Ekim ayında siyasal önderlere savaşın kaybedildiği bildirildi. Kasım başında Osmanlı Devleti ve Avusturya da teslim oldu. 4 Kasım'da Al­manya'da devrim patlak verdi; II. Wilhelm'in tahtı bıraktığı ilan ederek Hollan­da'ya kaçtı. 11 Kasım'da ateşkes imzalandı. Sosyal demok­rat Philipp Scheidemann, Sovyet cumhuriyeti ilan edilmesini önlemek amacıyla 9 Kasım'da cumhuriyet ilan etti. Ocak'ta bir kurucu meclis toplama hazırlıklarına girişti. Bu arada çalkantılar giderek arttı, 6-15 Ocak arasında Berlin'de sokak çatışmaları­na dönüştü. Sonuçta, toplumsal devrim yenilgiye uğramış, İmpa­ratorluk Almanyası'nın ekonomik düzeni ile askeri değerlerini koruyacak bir cumhu­riyetin yolu açılmıştı.

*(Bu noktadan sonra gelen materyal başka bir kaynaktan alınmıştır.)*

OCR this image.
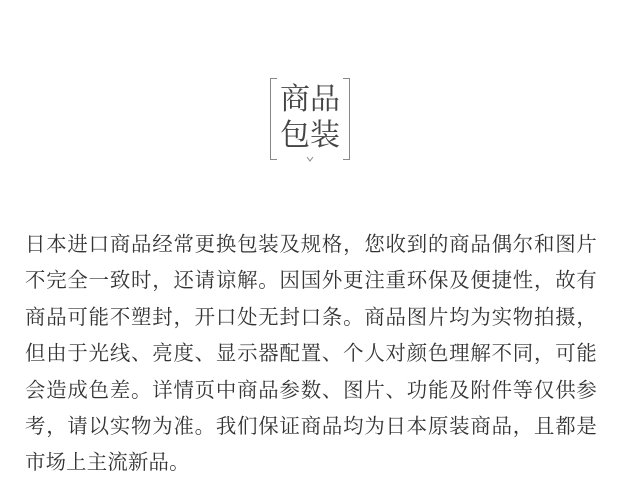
商品
包装

日本进口商品经常更换包装及规格，您收到的商品偶尔和图片不完全一致时，还请谅解。因国外更注重环保及便捷性，故有商品可能不塑封，开口处无封口条。商品图片均为实物拍摄，但由于光线、亮度、显示器配置、个人对颜色理解不同，可能会造成色差。详情页中商品参数、图片、功能及附件等仅供参考，请以实物为准。我们保证商品均为日本原装商品，且都是市场上主流新品。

Winkler’in ifadesine göre “1918/19 Alman Devrimi, dünya tarihinin büyük ya da klasik devrimleri arasında sayılamaz.” Çünkü, Fransız Devrimi ya da Rus Ekim Devrimi tarzındaki gibi kökten bir siyasi ve toplumsal kırılma için, “1918 dolaylarındaki Almanya fazla ‘modern’ sayılırdı. Ulusal düzeyde yaklaşık yarım yüzyıldır erkeklere genel eşit seçim hakkı tanıyan bir ülkede devrimci bir eğitim diktatörlüğünün oluşturulması değil, ancak daha fazla demokrasi söz konusu olabilirdi.” (2006: 33)


Ulusal Meclis, 6 Şubat 1919'da Weimar'da toplandı, Ağustos 1919'da kabul edilen yeni anayasayla kurulan cumhuriyet­te federal yapı korunmakla birlikte merkezî hükümet, imparatorluk dönemine oranla çok daha güçlü duruma getiriliyordu. İmparatorluk’tan Weimar Cumhuriyeti‘ne geçişte sağlanan bu devamlılık dikkate çekiciydi. Halk tarafından seçilen İmparatorluk Başkanı makamı öylesine kuvvetli yetkilerle donatılmıştı ki, daha o zamanlar bir “imparator yedeğinden” ya da bir “yedek imparatordan” söz ediliyordu. İmparatorluk’tan ahlaki olarak da bir kopma olmadı. (Winkler, 2006: 33)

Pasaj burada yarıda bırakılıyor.